It is no surprise to me that the legitimacy of the no-confidence vote is being challenged, led largely by the PNC section of APNU. The leaders of the minor parties were given personal privileges of 40% weight that far outstrips the 10% to 12% of votes they won. I am not saying that the 10% votes is without significant value. The PNC would not be in power without these votes. Indeed, there is a dominant branch of economics that says value is created on the margins.
However, the minor leaders from AFC, JFAP and WPA were expected to surrender policy space to the PNC since they were rewarded with personal privileges. They are at the intrinsic level careerists. Therefore, crafting a Cummingsburg Accord around some core policy principles was never on anyone’s mind at the level of résumé building and prados. Therefore, the members of the smaller parties are relegated to following the policies and dominant strategies of the PNC old timers who have launched a vociferous challenge to the legitimacy of the PPP-sponsored no-confidence motion. This was expected and to me reminiscent of the early steps of the destabilization strategies of the 1990s, starting from the moment the 1997 general election results were known – long before Roger Khan could be the PNC’s alibi.

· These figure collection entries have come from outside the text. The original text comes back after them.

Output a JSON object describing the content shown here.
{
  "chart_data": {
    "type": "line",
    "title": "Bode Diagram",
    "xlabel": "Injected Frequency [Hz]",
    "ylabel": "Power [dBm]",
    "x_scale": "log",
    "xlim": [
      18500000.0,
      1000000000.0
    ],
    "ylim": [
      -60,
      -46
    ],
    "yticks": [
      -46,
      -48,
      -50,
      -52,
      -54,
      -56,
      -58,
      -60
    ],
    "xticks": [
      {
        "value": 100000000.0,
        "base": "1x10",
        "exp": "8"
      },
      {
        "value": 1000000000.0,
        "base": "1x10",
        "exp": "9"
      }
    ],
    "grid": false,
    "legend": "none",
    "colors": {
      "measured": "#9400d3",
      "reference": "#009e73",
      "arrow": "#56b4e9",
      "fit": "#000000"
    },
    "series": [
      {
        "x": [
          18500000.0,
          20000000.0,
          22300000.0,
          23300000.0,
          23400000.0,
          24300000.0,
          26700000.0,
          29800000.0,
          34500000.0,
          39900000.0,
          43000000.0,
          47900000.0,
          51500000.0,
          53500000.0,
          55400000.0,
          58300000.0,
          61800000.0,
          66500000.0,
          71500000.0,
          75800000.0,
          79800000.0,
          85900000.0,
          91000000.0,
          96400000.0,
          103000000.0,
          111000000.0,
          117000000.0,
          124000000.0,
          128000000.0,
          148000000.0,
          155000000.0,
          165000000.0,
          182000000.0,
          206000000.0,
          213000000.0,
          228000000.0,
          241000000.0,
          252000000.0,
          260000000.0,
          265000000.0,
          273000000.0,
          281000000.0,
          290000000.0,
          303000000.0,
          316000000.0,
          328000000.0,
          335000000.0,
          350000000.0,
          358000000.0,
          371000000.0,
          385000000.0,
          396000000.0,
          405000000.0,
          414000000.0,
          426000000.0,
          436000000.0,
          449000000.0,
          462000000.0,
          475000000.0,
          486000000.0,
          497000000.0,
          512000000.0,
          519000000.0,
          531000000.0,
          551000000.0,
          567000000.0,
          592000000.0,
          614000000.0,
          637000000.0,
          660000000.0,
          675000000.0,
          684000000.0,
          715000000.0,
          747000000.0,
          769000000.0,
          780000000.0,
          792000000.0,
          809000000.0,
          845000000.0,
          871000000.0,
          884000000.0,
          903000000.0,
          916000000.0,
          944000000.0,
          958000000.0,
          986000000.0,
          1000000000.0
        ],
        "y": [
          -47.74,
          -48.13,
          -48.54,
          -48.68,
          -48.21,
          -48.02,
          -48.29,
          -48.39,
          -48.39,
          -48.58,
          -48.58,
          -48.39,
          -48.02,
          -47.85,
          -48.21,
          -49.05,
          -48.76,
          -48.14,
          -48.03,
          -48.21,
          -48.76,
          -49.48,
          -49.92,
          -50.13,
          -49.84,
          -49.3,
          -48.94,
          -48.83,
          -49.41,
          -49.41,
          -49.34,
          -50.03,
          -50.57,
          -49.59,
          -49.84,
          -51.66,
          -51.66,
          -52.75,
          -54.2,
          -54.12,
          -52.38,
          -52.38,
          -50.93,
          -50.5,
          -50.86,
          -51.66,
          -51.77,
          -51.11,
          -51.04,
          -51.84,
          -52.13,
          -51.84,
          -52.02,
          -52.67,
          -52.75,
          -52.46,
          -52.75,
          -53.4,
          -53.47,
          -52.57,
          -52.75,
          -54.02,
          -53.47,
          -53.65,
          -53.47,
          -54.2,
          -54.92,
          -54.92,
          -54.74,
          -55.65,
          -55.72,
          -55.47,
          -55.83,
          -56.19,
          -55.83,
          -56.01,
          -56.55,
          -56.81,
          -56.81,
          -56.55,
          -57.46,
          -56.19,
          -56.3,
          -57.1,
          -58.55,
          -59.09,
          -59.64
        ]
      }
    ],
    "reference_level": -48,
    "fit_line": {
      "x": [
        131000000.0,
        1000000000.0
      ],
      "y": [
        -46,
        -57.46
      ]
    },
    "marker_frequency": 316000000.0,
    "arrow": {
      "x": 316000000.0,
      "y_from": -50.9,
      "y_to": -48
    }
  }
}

Suddenly 33 is not a majority in a Parliament comprised of seats equivalent to the positive integer 65. Rumours of bribery are rife, just like the rumours of widespread drug dealing under the PPP, which no doubt provided credible reasons to fuel such rumours given one of its survival strategies in the long-term battle of tit-for-tat with the PNC. The PPP was baited into leaning left during the uprising (and after) and as a result it had no option but to rely on the way of the warlords as a dominant strategy. Some members of the security forces did not cooperate with the PPP government. Hence, the PPP turned to help from outside of the established institutions. In typical warlord fashion, those offering to stave off destabilization did so to further their dominant strategy of illegality. Note, I am using the term dominant strategy because it is an established solution method from game theory.